On the same date, 19,030 shares of common stock were withheld at a price of $0.91 per share to cover income tax withholding and remittance obligations, leaving 233,191 shares of common stock held directly. The filing also shows derivative holdings: after exercises of restricted stock units covering 43,164 shares and 21,781 shares, the officer continues to hold 177,039 and 155,258 restricted stock units, respectively, each representing a contingent right to receive one share of common stock on future vesting dates.
Verano Holdings Corp. insider transaction: A company officer, identified in the remarks as the General Counsel, Chief Legal Officer and Secretary, reported several equity transactions involving Verano common stock and restricted stock units.
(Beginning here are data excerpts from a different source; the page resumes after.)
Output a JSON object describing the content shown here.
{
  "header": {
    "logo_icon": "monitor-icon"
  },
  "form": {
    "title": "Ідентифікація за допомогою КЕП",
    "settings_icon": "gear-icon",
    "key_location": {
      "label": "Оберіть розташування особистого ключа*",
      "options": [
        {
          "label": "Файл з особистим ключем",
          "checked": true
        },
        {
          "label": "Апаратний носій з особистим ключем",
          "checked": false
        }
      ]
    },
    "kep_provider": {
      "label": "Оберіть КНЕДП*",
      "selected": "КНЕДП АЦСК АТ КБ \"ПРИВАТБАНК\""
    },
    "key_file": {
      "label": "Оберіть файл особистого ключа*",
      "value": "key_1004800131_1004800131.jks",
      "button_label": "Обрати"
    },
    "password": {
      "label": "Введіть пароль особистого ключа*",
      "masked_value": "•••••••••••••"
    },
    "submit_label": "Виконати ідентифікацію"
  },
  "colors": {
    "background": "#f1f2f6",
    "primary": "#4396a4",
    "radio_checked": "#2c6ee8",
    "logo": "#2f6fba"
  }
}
On December 1, 2025, 104,571 shares of common stock were acquired at $0 upon settlement of vested restricted stock units. On the same date, 25,465 shares were withheld by Verano at a price of $0.91 per share to cover income tax withholding and remittance obligations, which is described as not being a sale. On December 2, 2025, 5,850 shares were sold at $0.95 per share in an open-market transaction executed under a Rule 10b5-1 trading plan adopted on September 10, 2025.
Following these transactions, the reporting person held 351,388 shares of Verano common stock directly. The filing also shows multiple restricted stock unit grants under the Verano Holdings Corp. Stock and Incentive Plan, with portions vesting and settling on December 1, 2025 and additional units scheduled to vest on future dates.